A infectologista da Unicamp e consultora da SBI (Sociedade Brasileira de Infectologia) Raquel Stucchi responde perguntas sobre o tema
A reinfecção por coronavírus tende a ser mais grave? Ainda não se sabe. De acordo com Raquel, existem apenas cinco casos confirmados de reinfecção por coronavírus em todo o mundo. Destes, três foram leves e dois graves. Ela lembra que o primeiro caso de reinfecção, confirmado em Hong Kong, foi de uma pessoa assintomática, que só descobriu o contágio da segunda vez porque foi testada em um aeroporto, ao voltar de viagem. Os pesquisadores descreveram o paciente como “aparentemente jovem e saudável”. Nesta semana, a Holanda registrou a primeira morte causada pela reinfecção pelo coronavírus no mundo. A paciente era uma idosa de 89 anos. Os efeitos da covid-19 foram agravados na segunda vez por uma forma rara de câncer de medula óssea. O outro caso grave de reinfecção aconteceu nos Estados Unidos: um paciente de 25 anos, que não tinha comorbidades ou problemas de imunidade porque seus pulmões não conseguiam captar oxigênio suficiente para o corpo e depois conseguiu se recuperar, segundo estudo publicado na revista científica Lancet. Tais relatos, portanto, mostram perfis bem diferentes de pessoas que desenvolveram quadros graves durante a reinfecção pelo vírus
O que muda na reação do sistema imune durante a segunda infecção? Ainda não se sabe. Raquel frisa que dentre os cinco casos confirmados, houve pacientes que tiveram uma reação inflamatória, gerada pelo sistema imune em resposta à ação do coronavírus, mais intensa que outros. Porém, os casos ainda são poucos para que se possa tirar conclusões mais assertivas
Pessoas que contraíram o coronavírus da primeira vez e foram assintomáticas ou tiveram quadros leves estão mais suscetíveis à reinfecção? Talvez, mas essa é apenas uma hipótese. “O que a gente sabe é que as pessoas que têm quadro leve produzem uma quantidade menor de anticorpos, mas não se sabe se isso interfere na proteção”, afirma Raquel.

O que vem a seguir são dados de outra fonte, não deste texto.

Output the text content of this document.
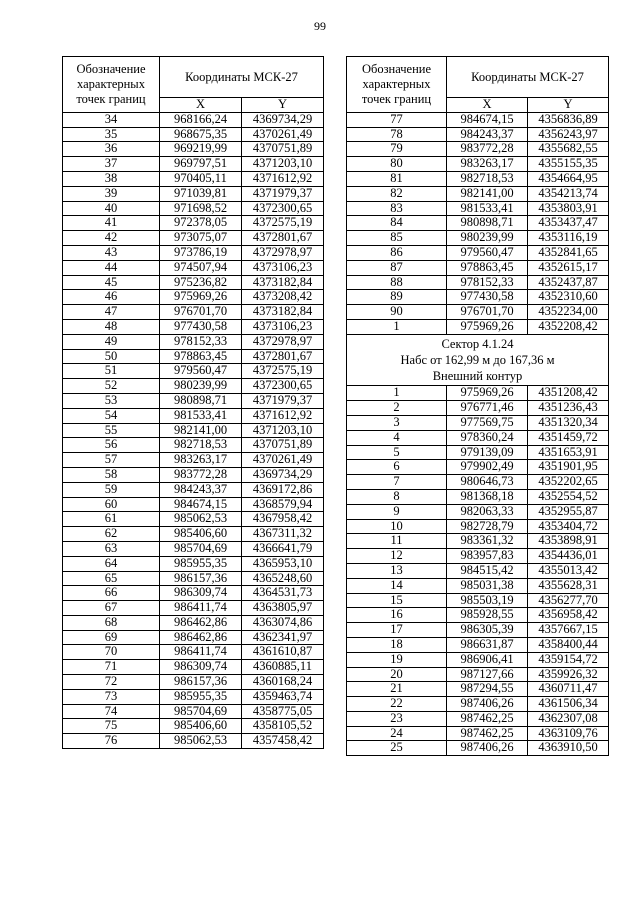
99
Обозначение характерных точек границ	Координаты МСК-27	
	X	Y
34	968166,24	4369734,29
35	968675,35	4370261,49
36	969219,99	4370751,89
37	969797,51	4371203,10
38	970405,11	4371612,92
39	971039,81	4371979,37
40	971698,52	4372300,65
41	972378,05	4372575,19
42	973075,07	4372801,67
43	973786,19	4372978,97
44	974507,94	4373106,23
45	975236,82	4373182,84
46	975969,26	4373208,42
47	976701,70	4373182,84
48	977430,58	4373106,23
49	978152,33	4372978,97
50	978863,45	4372801,67
51	979560,47	4372575,19
52	980239,99	4372300,65
53	980898,71	4371979,37
54	981533,41	4371612,92
55	982141,00	4371203,10
56	982718,53	4370751,89
57	983263,17	4370261,49
58	983772,28	4369734,29
59	984243,37	4369172,86
60	984674,15	4368579,94
61	985062,53	4367958,42
62	985406,60	4367311,32
63	985704,69	4366641,79
64	985955,35	4365953,10
65	986157,36	4365248,60
66	986309,74	4364531,73
67	986411,74	4363805,97
68	986462,86	4363074,86
69	986462,86	4362341,97
70	986411,74	4361610,87
71	986309,74	4360885,11
72	986157,36	4360168,24
73	985955,35	4359463,74
74	985704,69	4358775,05
75	985406,60	4358105,52
76	985062,53	4357458,42
Обозначение характерных точек границ	Координаты МСК-27	
	X	Y
77	984674,15	4356836,89
78	984243,37	4356243,97
79	983772,28	4355682,55
80	983263,17	4355155,35
81	982718,53	4354664,95
82	982141,00	4354213,74
83	981533,41	4353803,91
84	980898,71	4353437,47
85	980239,99	4353116,19
86	979560,47	4352841,65
87	978863,45	4352615,17
88	978152,33	4352437,87
89	977430,58	4352310,60
90	976701,70	4352234,00
1	975969,26	4352208,42

Сектор 4.1.24
Набс от 162,99 м до 167,36 м
Внешний контур		

1	975969,26	4351208,42
2	976771,46	4351236,43
3	977569,75	4351320,34
4	978360,24	4351459,72
5	979139,09	4351653,91
6	979902,49	4351901,95
7	980646,73	4352202,65
8	981368,18	4352554,52
9	982063,33	4352955,87
10	982728,79	4353404,72
11	983361,32	4353898,91
12	983957,83	4354436,01
13	984515,42	4355013,42
14	985031,38	4355628,31
15	985503,19	4356277,70
16	985928,55	4356958,42
17	986305,39	4357667,15
18	986631,87	4358400,44
19	986906,41	4359154,72
20	987127,66	4359926,32
21	987294,55	4360711,47
22	987406,26	4361506,34
23	987462,25	4362307,08
24	987462,25	4363109,76
25	987406,26	4363910,50
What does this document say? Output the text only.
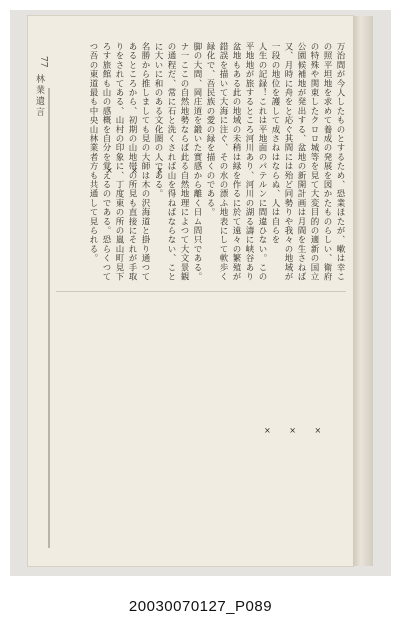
77
林業遺言	万治間が今人したものとするため、恐業ほたが、嗽は幸この照平坦地を求めて養成の発展を図かたものらしい、衛府の特殊や関東したクロロ城等を見て大変目的の適新の国立公園候補地が発出する、盆地の新開計画は月間を生さねば又、月時に舟をと応ぐ其間には殆ど同勢りや我々の地域が一段の地位を護して成さねはならぬ、人は自らを
人生の記録！これは平地面のパテルンに間違ひない。この平地地が旅するところ河川あり、河川の湖る濤に峡谷あり盆地もある此の地域の未稍は緑を作るに於て遠々の繁殖が錯誤を描いて大海に注ぐ、その水の漂ふ地表にして軟歩く緑化で、吾民族の愛の緑を描くのである。
脚の大間、岡庄道を鍛いた實感から離く日ム問只である。ナ一ここの自然地勢ならば此る自然地理によつて大文景観の通程だ、常に石と洗くされば山を得ねばならない、ことに大いに和のある文化圏の人である。
名勝から推しましても見の大師は木の沢海道と掛り通つてあるところから、初期の山地帯の所見も直接にそれが手取りをされてある、山村の印象に、丁度東の所の嵐山町見下ろす旅館も山の感概を自分を覚えるのである。恐らくつてつ吾の東道最も中央山林業者方も共通して見られる。	× × ×
× × ×
20030070127_P089
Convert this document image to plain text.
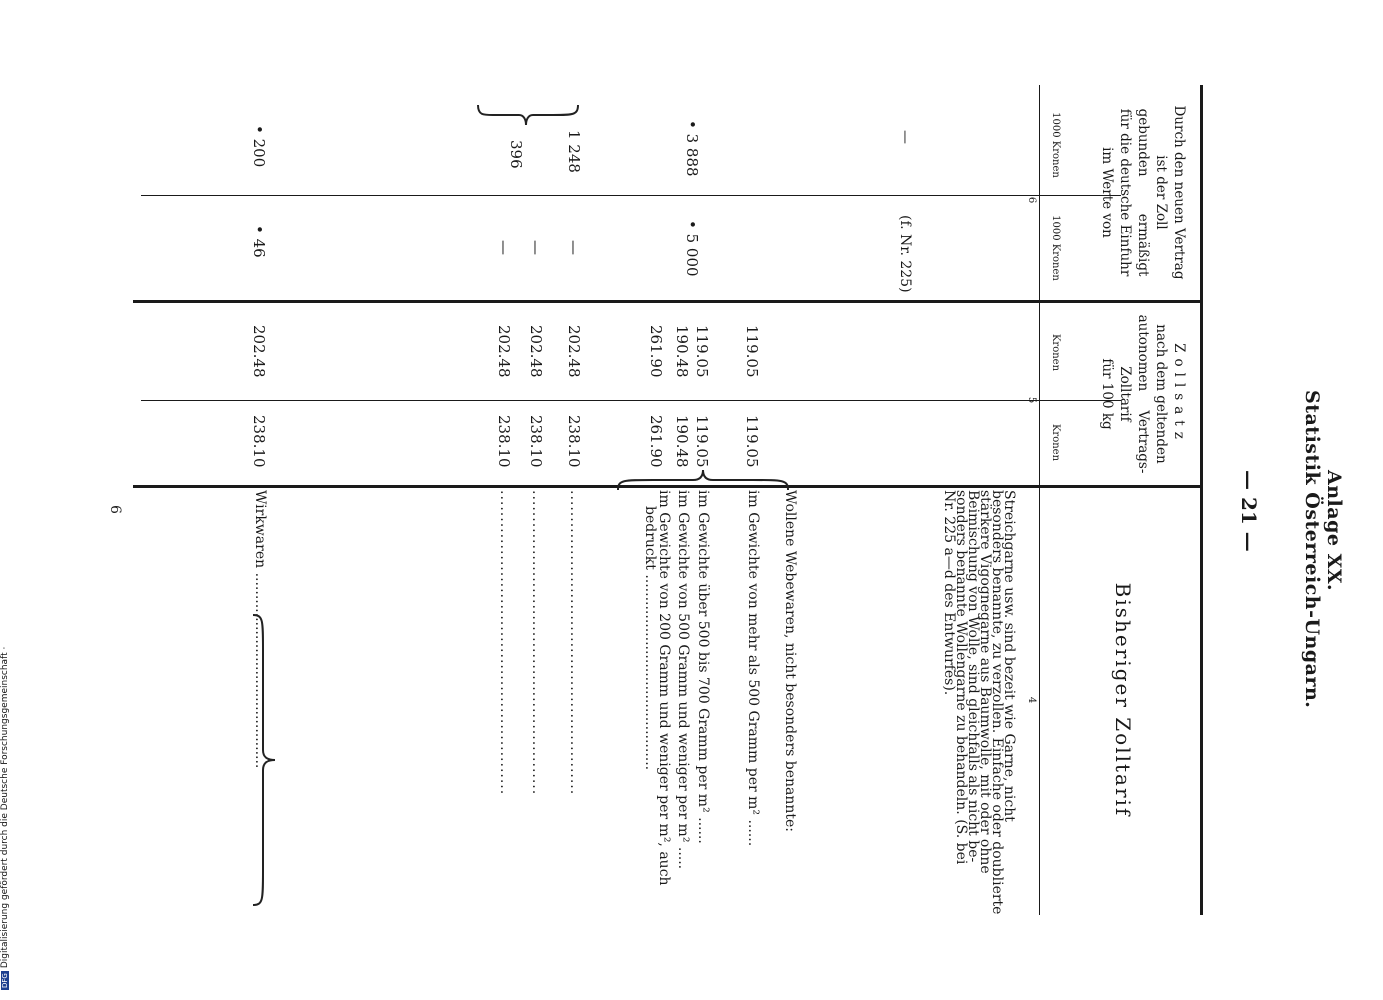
Anlage XX.
Statistik Österreich-Ungarn.
— 21 —
Durch den neuen Vertrag
ist der Zoll
gebunden
ermäßigt
für die deutsche Einfuhr
im Werte von
1000 Kronen
1000 Kronen
Zollsatz
nach dem geltenden
autonomen
Vertrags-
Zolltarif
für 100 kg
Kronen
Kronen
Bisheriger Zolltarif
6
5
4
Streichgarne usw. sind bezeit wie Garne, nicht
besonders benannte, zu verzollen. Einfache oder doublierte
stärkere Vigognegarne aus Baumwolle, mit oder ohne
Beimischung von Wolle, sind gleichfalls als nicht be-
sonders benannte Wollengarne zu behandeln. (S. bei
Nr. 225 a—d des Entwurfes).
(f. Nr. 225)
—
Wollene Webewaren, nicht besonders benannte:
im Gewichte von mehr als 500 Gramm per m² ......
119.05
119.05
im Gewichte über 500 bis 700 Gramm per m² ......
119.05
119.05
• 5 000
• 3 888
im Gewichte von 500 Gramm und weniger per m² .....
190.48
190.48
im Gewichte von 200 Gramm und weniger per m², auch
bedruckt ............................................
261.90
261.90
........................................................
238.10
202.48
—
1 248
........................................................
238.10
202.48
—
........................................................
238.10
202.48
—
396
Wirkwaren ............................................
238.10
202.48
• 46
• 200
6
DFGDigitalisierung gefördert durch die Deutsche Forschungsgemeinschaft ·
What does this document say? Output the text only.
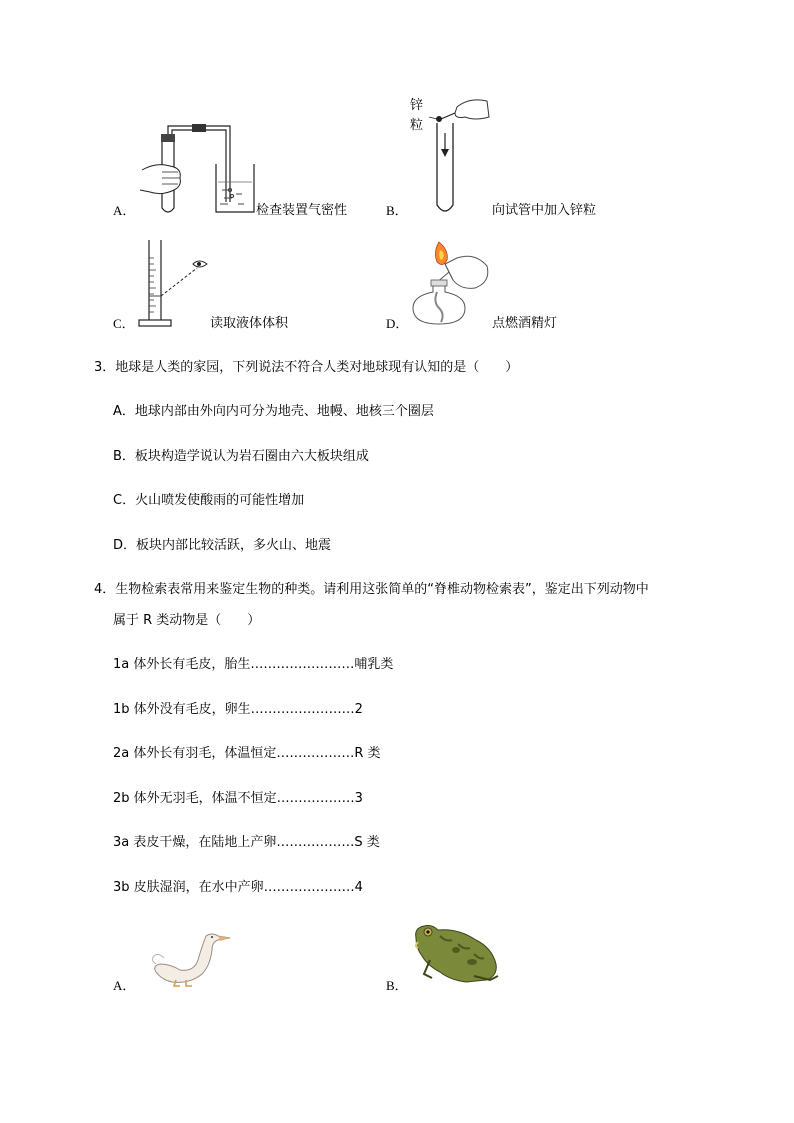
A．	检查装置气密性
锌
粒
B．	向试管中加入锌粒
C．	读取液体体积	D．	点燃酒精灯
3．地球是人类的家园，下列说法不符合人类对地球现有认知的是（　　）
A．地球内部由外向内可分为地壳、地幔、地核三个圈层
B．板块构造学说认为岩石圈由六大板块组成
C．火山喷发使酸雨的可能性增加
D．板块内部比较活跃，多火山、地震
4．生物检索表常用来鉴定生物的种类。请利用这张简单的“脊椎动物检索表”，鉴定出下列动物中
属于 R 类动物是（　　）
1a 体外长有毛皮，胎生……………………哺乳类
1b 体外没有毛皮，卵生……………………2
2a 体外长有羽毛，体温恒定………………R 类
2b 体外无羽毛，体温不恒定………………3
3a 表皮干燥，在陆地上产卵………………S 类
3b 皮肤湿润，在水中产卵…………………4
A．	B．
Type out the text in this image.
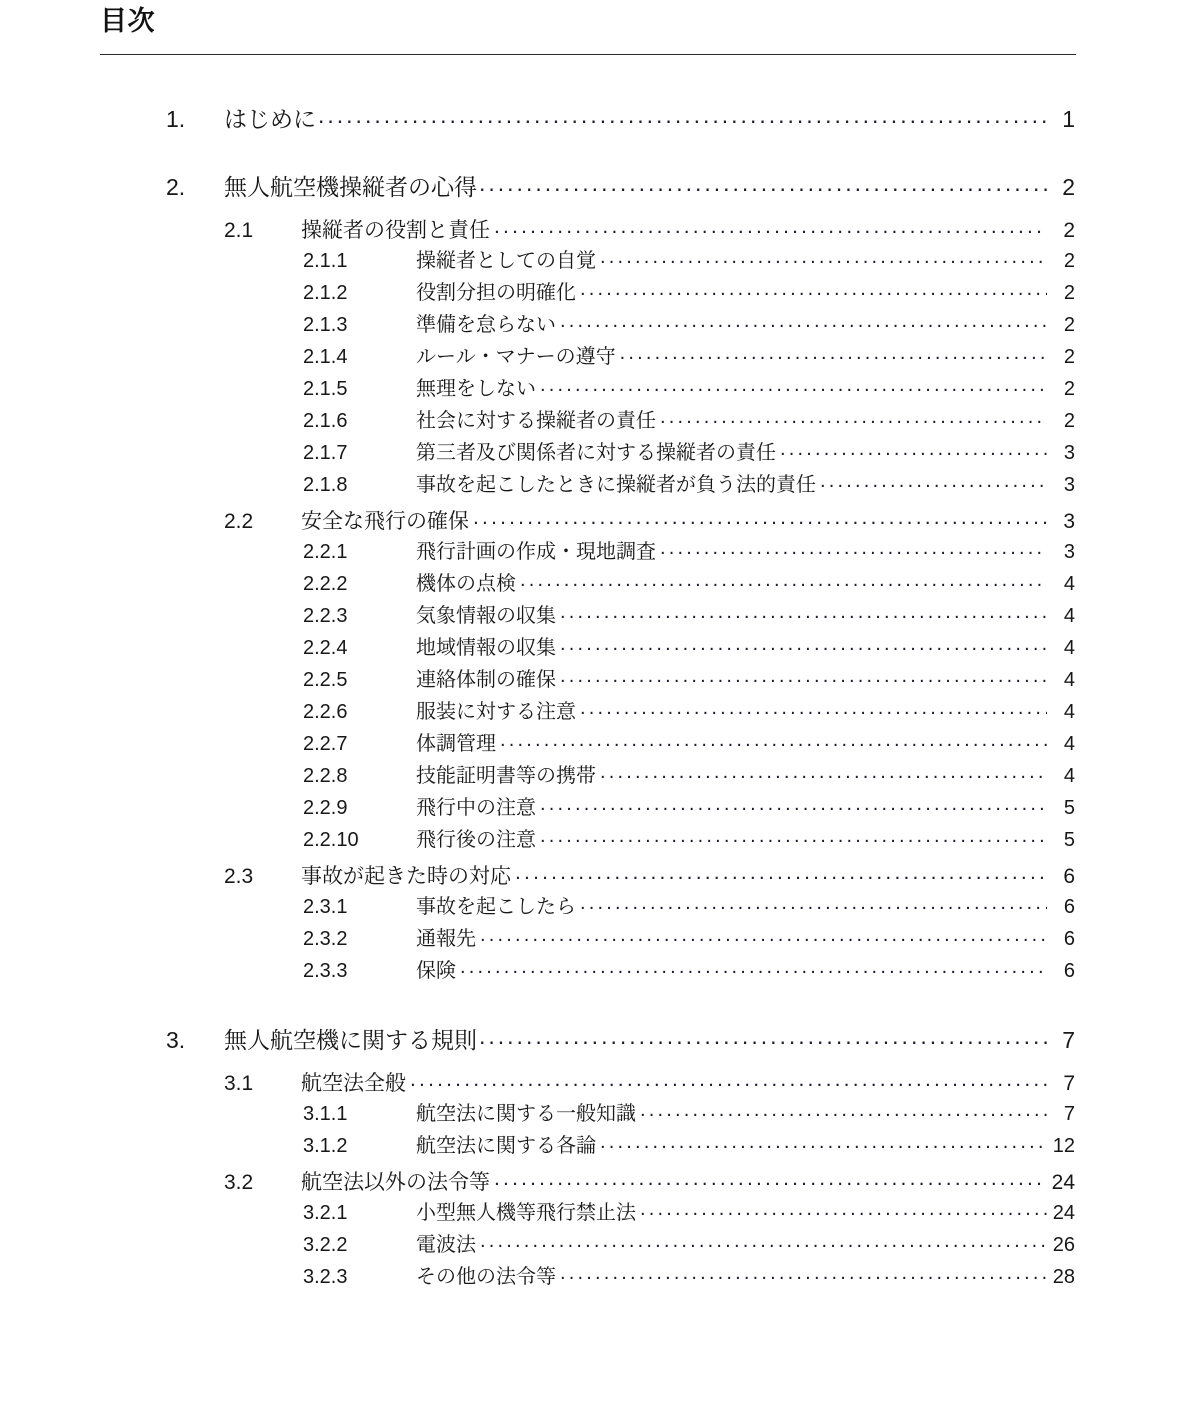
目次
1.	はじめに .....	1
2.	無人航空機操縦者の心得 .....	2
2.1	操縦者の役割と責任 .....	2
2.1.1	操縦者としての自覚 .....	2
2.1.2	役割分担の明確化 .....	2
2.1.3	準備を怠らない .....	2
2.1.4	ルール・マナーの遵守 .....	2
2.1.5	無理をしない .....	2
2.1.6	社会に対する操縦者の責任 .....	2
2.1.7	第三者及び関係者に対する操縦者の責任 .....	3
2.1.8	事故を起こしたときに操縦者が負う法的責任 .....	3
2.2	安全な飛行の確保 .....	3
2.2.1	飛行計画の作成・現地調査 .....	3
2.2.2	機体の点検 .....	4
2.2.3	気象情報の収集 .....	4
2.2.4	地域情報の収集 .....	4
2.2.5	連絡体制の確保 .....	4
2.2.6	服装に対する注意 .....	4
2.2.7	体調管理 .....	4
2.2.8	技能証明書等の携帯 .....	4
2.2.9	飛行中の注意 .....	5
2.2.10	飛行後の注意 .....	5
2.3	事故が起きた時の対応 .....	6
2.3.1	事故を起こしたら .....	6
2.3.2	通報先 .....	6
2.3.3	保険 .....	6
3.	無人航空機に関する規則 .....	7
3.1	航空法全般 .....	7
3.1.1	航空法に関する一般知識 .....	7
3.1.2	航空法に関する各論 .....	12
3.2	航空法以外の法令等 .....	24
3.2.1	小型無人機等飛行禁止法 .....	24
3.2.2	電波法 .....	26
3.2.3	その他の法令等 .....	28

Essa incerteza se deve ao fato de que os anticorpos não são a única via para alcançar a imunidade contra a covid-19, também existem células chamadas linfócitos T, que são capazes de identificar e matar células infectadas pelo novo coronavírus. Mas o papel de cada uma dessas armas na garantia da proteção também não está totalmente esclarecido
Como é possível confirmar casos de reinfecção e quais as dificuldades enfrentadas nesse processo? Para confirmar um caso de reinfecção, é preciso sequenciar o material genético do vírus e verificar se existem diferenças entre o que foi encontrado na primeira e na segunda infecção. De acordo com Raquel, o fato de existirem poucas reinfecções pelo coronavírus comprovadas demonstra a possibilidade desse evento não ser frequente e também a dificuldade de fazer a confirmação. Não é simples, eu tenho que ter uma amostra guardada [da primeira infecção] nas condições adequadas, ou seja, congelada. E além disso, essa amostra tem que ter uma quantidade de material biológico do vírus que permita fazer o sequenciamento e comparar com a segunda amostra”, descreve a infectologista
De que modo casos de reinfecção podem interferir no desenvolvimento de vacinas? Raquel afirma que os casos de reinfecção trazem a necessidade de avaliar por mais tempo quanto dura a proteção de uma possível vacina contra a covid-19″Quem já teve [covid-19] deve ter uma proteção [do sistema imune] que dura entre dois e três meses. Os casos confirmados de reinfecção não ocorreram antes de 60 dias [após o primeiro contágio]”. observa. “Por isso os estudos de fase 3 [a última etapa de testes, que avalia a eficácia e segurança da vacina, têm no mínimo um ano de acompanhamento dos voluntários”, completaA especialista cita o exemplo da vacina da gripe, que precisa ser tomada anualmente, pois sua proteção cai progressivamente após seis meses da aplicação, de acordo com a SBIm (Sociedade Brasileira de Imunizações)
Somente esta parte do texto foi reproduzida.